I’m an absolute disaster when it comes to pre-convention prepwork. I have mat boards scattered across three rooms of the house, artwork stacked haphazardly wherever I can find spare areas. Pencils and markers are tossed about, finished and unfinished projects are mixed together. It truly is a nightmare. Yet somehow, out of this chaos, I manage to get my act together for each convention. It’s a miracle.

How do I make this miracle work? Not a clue. But I’m going to try to disect it down each day so i have a better understanding of myself.

The first thing I did today was talk to my friend. This is key to my daily habits, because I’ve found if I don’t talk to someone at least *once* during the day, I sink into sort of a.. mindless vegitative state. I go back to bed. I read a book for THE ENTIRE DAY and don’t move. Projects drop by the wayside and things get forgotten. So speaking to a friend sparks up my creative drive and reminds me that I have things outside of my comfy little home sphere to get ready for.

Once that friendly chat is over, that’s when I do a little self motivational time. I’m severely depressed. Harsh words, negativity, it all sends me circling into a vicious cycle of self doubt and distress, and dare I say.. emo-ness. Now since I can’t stand being emo, and end up getting annoyed and frustrated, I’ve been making a point to sit down and cut the legs out of my inner prince emo-tep. So I spent the day reading fat blogs.

What are fat blogs? They are blogs written by overweight men and women who have accepted themselves, DO NOT hate themselves, and are out there enjoying life to the fullest. I have a weight problem, it’s bothered me quite a bit as it wasn’t something I grew up with. With my last two pregnancies I packed on enough pounds between them to make me into the dangerously obese category (I was placed on bedrest for much of the pregnancies). Pre-existing health problems became exaserbated when I couldn’t do the things I needed to keep them from getting worse, until eventually I was falling apart. As I pick up the pieces, it’s a constant uphill struggle to NOT compare myself to when I was 20, 22, 25.  These blogs do wonders to help me kick off the day with “I am me and I am FANTASTIC.”

For me, doing art is all about my state of mind. Getting anything done at all is all about my state of mind. When I’m happy, I can move mountains. When I’m sad, everything falls apart. So … since things need to be done, I need to be happy!

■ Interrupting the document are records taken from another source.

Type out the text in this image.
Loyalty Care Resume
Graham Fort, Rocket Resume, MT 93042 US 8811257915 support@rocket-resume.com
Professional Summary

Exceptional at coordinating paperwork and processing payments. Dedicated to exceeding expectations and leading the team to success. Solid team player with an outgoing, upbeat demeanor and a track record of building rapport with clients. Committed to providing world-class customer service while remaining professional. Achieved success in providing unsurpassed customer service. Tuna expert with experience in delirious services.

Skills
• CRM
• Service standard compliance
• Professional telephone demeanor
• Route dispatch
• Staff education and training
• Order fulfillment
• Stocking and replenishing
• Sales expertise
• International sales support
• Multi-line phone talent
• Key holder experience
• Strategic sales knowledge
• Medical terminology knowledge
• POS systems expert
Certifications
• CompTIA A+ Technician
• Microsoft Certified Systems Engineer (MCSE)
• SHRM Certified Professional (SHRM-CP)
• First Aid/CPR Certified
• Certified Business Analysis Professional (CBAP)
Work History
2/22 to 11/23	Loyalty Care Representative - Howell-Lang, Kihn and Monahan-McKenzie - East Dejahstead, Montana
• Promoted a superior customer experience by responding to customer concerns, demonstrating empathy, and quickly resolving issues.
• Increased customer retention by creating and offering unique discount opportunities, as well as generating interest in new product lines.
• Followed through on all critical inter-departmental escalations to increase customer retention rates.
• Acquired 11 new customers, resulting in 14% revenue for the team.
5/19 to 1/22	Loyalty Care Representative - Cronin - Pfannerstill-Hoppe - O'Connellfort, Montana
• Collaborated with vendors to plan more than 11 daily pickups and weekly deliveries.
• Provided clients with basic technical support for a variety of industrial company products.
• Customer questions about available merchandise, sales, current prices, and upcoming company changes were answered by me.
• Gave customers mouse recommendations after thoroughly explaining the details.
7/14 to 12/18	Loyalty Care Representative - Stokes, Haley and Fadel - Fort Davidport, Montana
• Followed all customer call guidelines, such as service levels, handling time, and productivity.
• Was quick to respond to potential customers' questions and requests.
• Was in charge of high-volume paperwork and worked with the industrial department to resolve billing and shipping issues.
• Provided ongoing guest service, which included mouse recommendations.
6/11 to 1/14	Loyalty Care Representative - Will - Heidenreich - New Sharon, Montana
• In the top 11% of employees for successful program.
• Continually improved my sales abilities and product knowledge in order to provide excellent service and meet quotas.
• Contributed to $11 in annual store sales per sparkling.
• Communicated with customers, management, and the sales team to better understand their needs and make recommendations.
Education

Well with my mood suitably improved thanks to the wonderful ladies who’s blogs I read, I move on to the rest of my day. At the moment I’m blogging, to sort of organize my thoughts. From here I’ll be compiling all those fun bits of matboard into one pile, then I’ll scramble around and straighten house while I wait for my awesome sculpty wings to dry. Tonight, I’ll finish epoxying dragon scales onto another sculpture (yes I’m a sculpting fool!) and I’ll stain all the wooden boxes I’m taking with me to dragoncon. Originally I was going to try to finish two more paintings in time for the con. But then I remembered that I have a TABLE at the con and actually need to have products at said table. So I’ll be staining boxes instead.

I can’t wait to show you guys these sculptures.

Dragoncon art show needs you!

Saturday, July 18th, 2009

Hi guys, most of you will probably have already read this every other place I post at. However, the dragoncon art show is in need of volunteers.

Most particularly, volunteers on thursday during the art show set up.

You can find more information here: http://www.artshow.dragoncon.org/index.html  click on ’staff information’. There’s actually some fairly good deals for volunteers, I wish I’d checked this out sooner! I’d have brought my whole crazy family down. Well anyway, check it out, volunteer. And if you can’t for the whole time, do try for just thursday. We’re in need of people who will help set up the art show.